“It would be hard to imagine a greater gift than the sound bite that Barack Obama handed to Republicans on Friday: ‘The private sector is doing fine.'”
Of course it was only a “gift” because it was an authentic, unrehearsed expression of the president’s core beliefs. Callers and emailers to my program yesterday swelled with indignation, and I suspect Mitt Romney’s coffers did as well
as still more thousands realize there is no hope for this president, and as they begin to imagine what a second term would look like.
The real test of the Manhattan-Beltway media elites’ resolve to truly cover this president as it should and has it has not done so to date will come on tomorrow’s Sunday shows. The combination of Scott Walker’s huge win in Wisconsin and the president’s pratfall yesterday should dominate all the big weekend shows. We will see. Attempts to minimize or dismiss what was a straightforward statement of the president’s belief will be the temptation of Obama defenders far and wide in the MSM. Keep in mind what happened to John McCain when in the midst of Campaign 2008 he made the true statement that the fundamentals of the American economy were sound even though the financial crisis was very serious. McCain was roasted for “being out of touch” even though he provided context to his “fundamentals” statement. The president intended what he said, meant it, and in speaking it communicated accurately his “grasp” of economics. His walk-back later in the day should be dismissed as running-for-cover, and the coverage should focus on how he could be so extraordinarily disconnected from the country he is supposed to be leading.

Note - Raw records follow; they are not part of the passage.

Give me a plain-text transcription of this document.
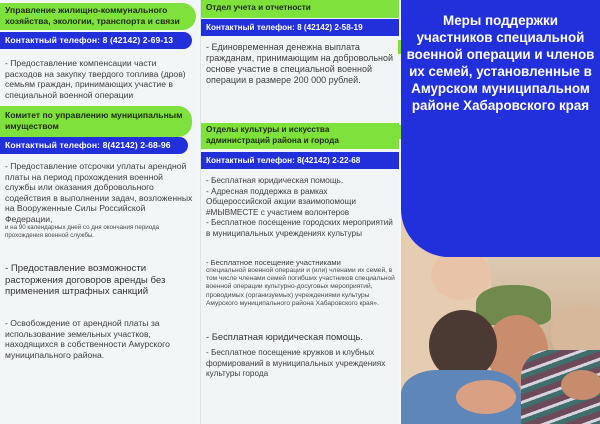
Управление жилищно-коммунального хозяйства, экологии, транспорта и связи
Контактный телефон: 8 (42142) 2-69-13
- Предоставление компенсации части расходов на закупку твердого топлива (дров) семьям граждан, принимающих участие в специальной военной операции
Комитет по управлению муниципальным имуществом
Контактный телефон: 8(42142) 2-68-96
- Предоставление отсрочки уплаты арендной платы на период прохождения военной службы или оказания добровольного содействия в выполнении задач, возложенных на Вооруженные Силы Российской Федерации,
и на 90 календарных дней со дня окончания периода прохождения военной службы.
- Предоставление возможности расторжения договоров аренды без применения штрафных санкций
- Освобождение от арендной платы за использование земельных участков, находящихся в собственности Амурского муниципального района.
Отдел учета и отчетности
Контактный телефон: 8 (42142) 2-58-19
- Единовременная денежна выплата гражданам, принимающим на добровольной основе участие в специальной военной операции в размере 200 000 рублей.
Отделы культуры и искусства администраций района и города
Контактный телефон: 8(42142) 2-22-68
- Бесплатная юридическая помощь.
- Адресная поддержка в рамках Общероссийской акции взаимопомощи #МЫВМЕСТЕ с участием волонтеров
- Бесплатное посещение городских мероприятий в муниципальных учреждениях культуры
- Бесплатное посещение участниками
специальной военной операции и (или) членами их семей, в том числе членами семей погибших участников специальной военной операции культурно-досуговых мероприятий, проводимых (организуемых) учреждениями культуры Амурского муниципального района Хабаровского края».
- Бесплатная юридическая помощь.
- Бесплатное посещение кружков и клубных формирований в муниципальных учреждениях культуры города
Меры поддержки участников специальной военной операции и членов их семей, установленные в Амурском муниципальном районе Хабаровского края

I spent last night having a cigar with Dr. Larry Arnn, president of Hillsdale College, and many of his students and alum, atop Hillsdale’s Kirby Center in the shadow of the Capitol
. Among the alum were journalists, a couple of Marine Corps officers, a Supreme Court law clerk and various other risers-in-the-world, all trained the right way to think right way about governance.
The students were sharp as could be and eager to work hard and long to prepare to do the same.
The country will in fact be just fine if we entrust it to men and women who have worked hard to understand how it ought to run, to love the private sector, and to be distrustful of government overflowing its banks.